Si capisce anche che di fronte a questa situazione, il mettersi a urlare, a singhiozzare, a piangere, perché una persona muore e non si sa più che fine abbia fatto, tutto questo dolore davanti alla morte non ha importanza, e a noi non fa né caldo né freddo. Perché viste le cose come noi ve le stiamo dicendo, vi rendete conto anche voi di come uno Spirito non possa minimamente titubare davanti alla morte, davanti alla vita, voi capite che si tratta di una catena gigantesca… Cosa volete che sia di fronte a tutto questo una persona che muore, una persona che nasce! È uno Spirito e basta, come tale rispettato al sommo grado, ma come materia non più della materia.

Ecco allora che bisogna dare importanza a certe cose e sminuire l’importanza di altre. Un essere che nasce è uno Spirito il quale deve effettuare le sue scelte e i suoi programmi in base a un piano di conoscenza, un piano di ampliamento della sua struttura spirituale. È cioè un essere che proviene da Dio e come tale amato come un proprio simile, considerato proprio fratello, ma che poi ha bisogno di sviluppare la sua individualità, la sua spiritualità, e apprenda subito l’esercizio interiore della ragione, dell’intuito, in uno “spazio” autonomo, suo.

(Pagina bianca non numerata di fine fascicolo. – Nota del curatore.)

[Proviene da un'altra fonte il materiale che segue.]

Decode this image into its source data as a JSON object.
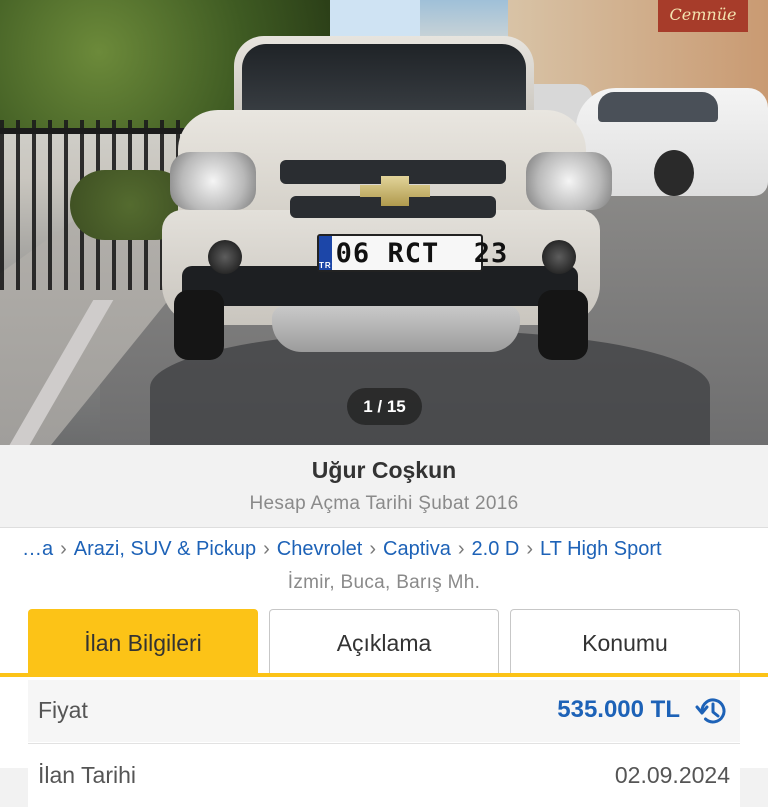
{
  "gallery": {
    "counter": "1 / 15",
    "plate_text": "06 RCT  23",
    "plate_country": "TR",
    "shop_sign": "Cemnüe"
  },
  "seller": {
    "name": "Uğur Coşkun",
    "account_date": "Hesap Açma Tarihi Şubat 2016"
  },
  "breadcrumb": {
    "items": [
      "…a",
      "Arazi, SUV & Pickup",
      "Chevrolet",
      "Captiva",
      "2.0 D",
      "LT High Sport"
    ],
    "separator": "›"
  },
  "location": "İzmir, Buca, Barış Mh.",
  "tabs": [
    {
      "label": "İlan Bilgileri",
      "active": true
    },
    {
      "label": "Açıklama",
      "active": false
    },
    {
      "label": "Konumu",
      "active": false
    }
  ],
  "details": {
    "price_label": "Fiyat",
    "price_value": "535.000 TL",
    "date_label": "İlan Tarihi",
    "date_value": "02.09.2024"
  },
  "icons": {
    "price_history": "history-icon"
  },
  "colors": {
    "accent_yellow": "#fcc317",
    "link_blue": "#1d62b7"
  }
}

1 La frase va intesa bene e non equivocata. Qui per esempio i “rispetti” si riferiscono a comportamenti formali della socialità e non alle forme “spirituali” che devono invece sempre e necessariamente porsi in atto verso il prossimo, per “rispetto spirituale” s’intende non fare violenza al prossimo, non recargli danno, non ostacolarlo ecc. Cioè si deve sempre riconoscere negli altri la loro condizione di spiriti che ugualmente fanno un’esperienza sulla Terra. – Nota del curatore.